The flesh works with negative feelings. The Spirit leads us along by positive feelings. Being a Spirit-led person simply means that we're habituated to live off of love, joy and peace. The maturing Christian who is becoming familiar with the Spirit's leading knows how to apply, in a detailed way, love, joy and peace to all the relationships of life. The growing person knows how to take a negative mood, like discontent, that comes from the flesh, and knows how to dissipate it by having an intelligent, spiritual conversation with the Father. All of this revolves around emotions.

The flesh has an atmosphere of its own that we need to be able to recognize, and we need to be rather tough with ourselves. We may not be able to shake these things fast, but we've got to be straightforward with ourselves. The flesh produces moods, passivity, negative emotional atmospheres, and strong desires to do wrong. It also produces a perspective. Romans 8:7-8 tells us that the flesh, over time, will produce a perspective:

Therefore the perspective, or the understanding of the flesh is death for it is not subject to the Law of God.

That word "perspective" is the mindset. The flesh will produce a vague, hopeless, passive, negative mindset, that says this is all that life has. The person will be imprisoned in the moods and the strong desires of the flesh, with a limited mindset where God really doesn't practically exist. God is not included, so that perspective of the flesh has to be challenged, radically and bravely challenged. Then the flesh produces works (Galatians 5:19-21). The flesh will produce ways of handling life. For instance, people will handle relationships by becoming sexually active or hating people.

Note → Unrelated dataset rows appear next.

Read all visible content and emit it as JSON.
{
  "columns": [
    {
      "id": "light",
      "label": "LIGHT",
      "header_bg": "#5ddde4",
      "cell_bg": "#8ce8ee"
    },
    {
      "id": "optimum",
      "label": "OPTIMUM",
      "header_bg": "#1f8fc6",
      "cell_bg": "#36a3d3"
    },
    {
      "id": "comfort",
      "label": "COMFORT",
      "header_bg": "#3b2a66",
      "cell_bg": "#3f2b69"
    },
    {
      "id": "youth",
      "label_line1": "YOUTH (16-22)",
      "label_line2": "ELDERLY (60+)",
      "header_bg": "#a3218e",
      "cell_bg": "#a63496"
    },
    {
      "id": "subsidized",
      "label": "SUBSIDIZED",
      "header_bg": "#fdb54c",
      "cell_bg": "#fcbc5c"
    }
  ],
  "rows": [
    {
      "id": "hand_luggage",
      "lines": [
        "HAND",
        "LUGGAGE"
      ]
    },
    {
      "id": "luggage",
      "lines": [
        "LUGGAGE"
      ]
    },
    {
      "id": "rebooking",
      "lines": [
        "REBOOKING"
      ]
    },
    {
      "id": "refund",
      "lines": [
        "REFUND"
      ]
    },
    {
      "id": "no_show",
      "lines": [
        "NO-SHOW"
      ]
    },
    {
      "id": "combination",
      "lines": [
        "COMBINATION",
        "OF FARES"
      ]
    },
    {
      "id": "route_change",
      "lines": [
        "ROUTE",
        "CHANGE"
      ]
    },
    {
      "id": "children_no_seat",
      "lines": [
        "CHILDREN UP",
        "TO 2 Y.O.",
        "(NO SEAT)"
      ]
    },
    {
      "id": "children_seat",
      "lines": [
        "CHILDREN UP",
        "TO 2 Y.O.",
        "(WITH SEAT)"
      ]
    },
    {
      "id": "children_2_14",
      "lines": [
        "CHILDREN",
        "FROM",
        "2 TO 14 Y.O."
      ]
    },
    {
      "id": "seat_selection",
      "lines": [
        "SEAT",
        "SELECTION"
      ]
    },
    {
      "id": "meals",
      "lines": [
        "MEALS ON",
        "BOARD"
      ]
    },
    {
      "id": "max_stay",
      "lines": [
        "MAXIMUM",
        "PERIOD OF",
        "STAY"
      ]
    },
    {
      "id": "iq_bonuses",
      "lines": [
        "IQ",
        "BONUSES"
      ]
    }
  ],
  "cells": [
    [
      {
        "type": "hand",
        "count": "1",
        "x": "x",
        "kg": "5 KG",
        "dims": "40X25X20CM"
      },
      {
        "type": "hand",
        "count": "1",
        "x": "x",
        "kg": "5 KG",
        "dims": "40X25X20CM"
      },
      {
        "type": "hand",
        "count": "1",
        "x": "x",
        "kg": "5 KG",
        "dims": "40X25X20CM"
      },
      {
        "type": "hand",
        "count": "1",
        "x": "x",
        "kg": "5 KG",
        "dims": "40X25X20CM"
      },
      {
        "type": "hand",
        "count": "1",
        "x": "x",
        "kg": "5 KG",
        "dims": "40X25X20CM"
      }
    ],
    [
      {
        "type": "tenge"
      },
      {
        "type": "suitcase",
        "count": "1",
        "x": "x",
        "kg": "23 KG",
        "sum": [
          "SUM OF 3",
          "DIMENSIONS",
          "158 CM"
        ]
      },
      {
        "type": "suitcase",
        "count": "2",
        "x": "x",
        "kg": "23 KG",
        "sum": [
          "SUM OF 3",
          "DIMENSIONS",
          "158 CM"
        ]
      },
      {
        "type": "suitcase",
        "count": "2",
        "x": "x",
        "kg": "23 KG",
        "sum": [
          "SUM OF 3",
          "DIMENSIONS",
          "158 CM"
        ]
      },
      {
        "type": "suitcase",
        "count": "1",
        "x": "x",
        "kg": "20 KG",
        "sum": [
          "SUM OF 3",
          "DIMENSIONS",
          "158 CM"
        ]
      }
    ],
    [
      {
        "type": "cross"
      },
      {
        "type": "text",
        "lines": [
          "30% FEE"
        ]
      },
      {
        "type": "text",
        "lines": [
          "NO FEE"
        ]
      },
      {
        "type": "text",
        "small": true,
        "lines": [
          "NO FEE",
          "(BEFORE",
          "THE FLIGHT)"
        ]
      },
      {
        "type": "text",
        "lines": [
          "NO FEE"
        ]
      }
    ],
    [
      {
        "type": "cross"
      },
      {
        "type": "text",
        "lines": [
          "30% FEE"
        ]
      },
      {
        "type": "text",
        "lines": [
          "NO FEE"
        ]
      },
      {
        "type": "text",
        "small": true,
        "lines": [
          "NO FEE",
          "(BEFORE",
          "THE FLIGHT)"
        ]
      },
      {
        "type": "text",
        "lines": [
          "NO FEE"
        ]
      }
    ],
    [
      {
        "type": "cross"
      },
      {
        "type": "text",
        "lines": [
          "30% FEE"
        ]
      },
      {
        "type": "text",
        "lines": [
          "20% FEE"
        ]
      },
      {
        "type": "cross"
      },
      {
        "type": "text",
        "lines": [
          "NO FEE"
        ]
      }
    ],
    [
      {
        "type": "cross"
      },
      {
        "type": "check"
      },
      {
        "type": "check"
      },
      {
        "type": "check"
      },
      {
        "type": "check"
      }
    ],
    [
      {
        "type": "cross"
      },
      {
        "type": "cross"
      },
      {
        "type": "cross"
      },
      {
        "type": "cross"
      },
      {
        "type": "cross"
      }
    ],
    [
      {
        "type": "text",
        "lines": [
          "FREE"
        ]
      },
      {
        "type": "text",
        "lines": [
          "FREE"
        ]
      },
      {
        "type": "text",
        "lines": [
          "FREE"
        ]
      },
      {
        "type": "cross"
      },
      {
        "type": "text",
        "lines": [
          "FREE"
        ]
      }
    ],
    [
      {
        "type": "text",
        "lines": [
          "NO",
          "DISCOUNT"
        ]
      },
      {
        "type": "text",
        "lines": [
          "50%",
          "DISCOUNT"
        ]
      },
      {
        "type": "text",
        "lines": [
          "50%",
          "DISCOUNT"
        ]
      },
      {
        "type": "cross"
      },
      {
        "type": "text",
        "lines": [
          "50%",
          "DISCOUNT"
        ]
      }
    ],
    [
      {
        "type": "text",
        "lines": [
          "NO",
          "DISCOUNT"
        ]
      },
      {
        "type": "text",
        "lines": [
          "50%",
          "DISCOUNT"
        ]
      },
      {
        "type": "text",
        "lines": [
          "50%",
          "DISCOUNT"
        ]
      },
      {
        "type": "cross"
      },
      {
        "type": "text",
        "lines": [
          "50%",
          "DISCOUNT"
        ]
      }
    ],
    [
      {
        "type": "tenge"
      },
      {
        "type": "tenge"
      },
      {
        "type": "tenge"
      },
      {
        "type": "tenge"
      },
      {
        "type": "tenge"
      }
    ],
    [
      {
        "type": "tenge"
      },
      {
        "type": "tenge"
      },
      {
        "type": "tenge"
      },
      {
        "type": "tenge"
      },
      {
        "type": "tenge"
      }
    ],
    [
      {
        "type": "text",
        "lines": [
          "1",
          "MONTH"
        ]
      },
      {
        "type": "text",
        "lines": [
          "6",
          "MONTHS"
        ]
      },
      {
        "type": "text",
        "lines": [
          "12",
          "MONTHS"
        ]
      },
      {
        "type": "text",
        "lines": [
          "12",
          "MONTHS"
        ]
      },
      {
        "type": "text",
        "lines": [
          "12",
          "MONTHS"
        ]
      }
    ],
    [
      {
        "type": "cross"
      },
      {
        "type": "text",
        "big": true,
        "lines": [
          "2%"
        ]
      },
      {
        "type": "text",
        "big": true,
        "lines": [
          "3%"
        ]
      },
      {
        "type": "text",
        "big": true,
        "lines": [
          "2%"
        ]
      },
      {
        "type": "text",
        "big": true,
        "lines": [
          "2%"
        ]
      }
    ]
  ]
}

A Christian has to become an expert at spotting the moods of the flesh and skilled at transitioning to the fruit of the Spirit. The presence of the fruit of the Spirit (the essential elements are love - a delight in others, joy - a deep satisfaction with life, and peace - an absence of inner-turmoil) keys us into the fact that we're relating properly to God. If you say to yourself, "I'm not satisfied with life, I'm not peaceful and I really don't like people," I would say your understanding of Christianity and of God as a Father is deficient. You have an improper understanding of who God the Father is, and how God views you in Christ. None of us have a perfect understanding, but we should have a growing understanding.

How do we access this in an emotionally rich way? We first have to understand the doctrine. Christ satisfied God. Secondly, we are worth a Son to this Father. Thirdly, we are in Christ. On the basis of those realities, we can begin to bring the circle of our lives under the Spiritís ministry. As we do so, the Spirit will lead us by emotional promptings, and loving insights. Going through life, we need to learn how to meet individual, concrete problems as we are influenced by the Spirit. This is called taking steps by the Spirit.

Is it okay for a person to be controlled by emotions? Why or why not?

Do you know someone who actively displays the qualities of love, joy and peace in their life? What is this person like? How do you feel when you are around them?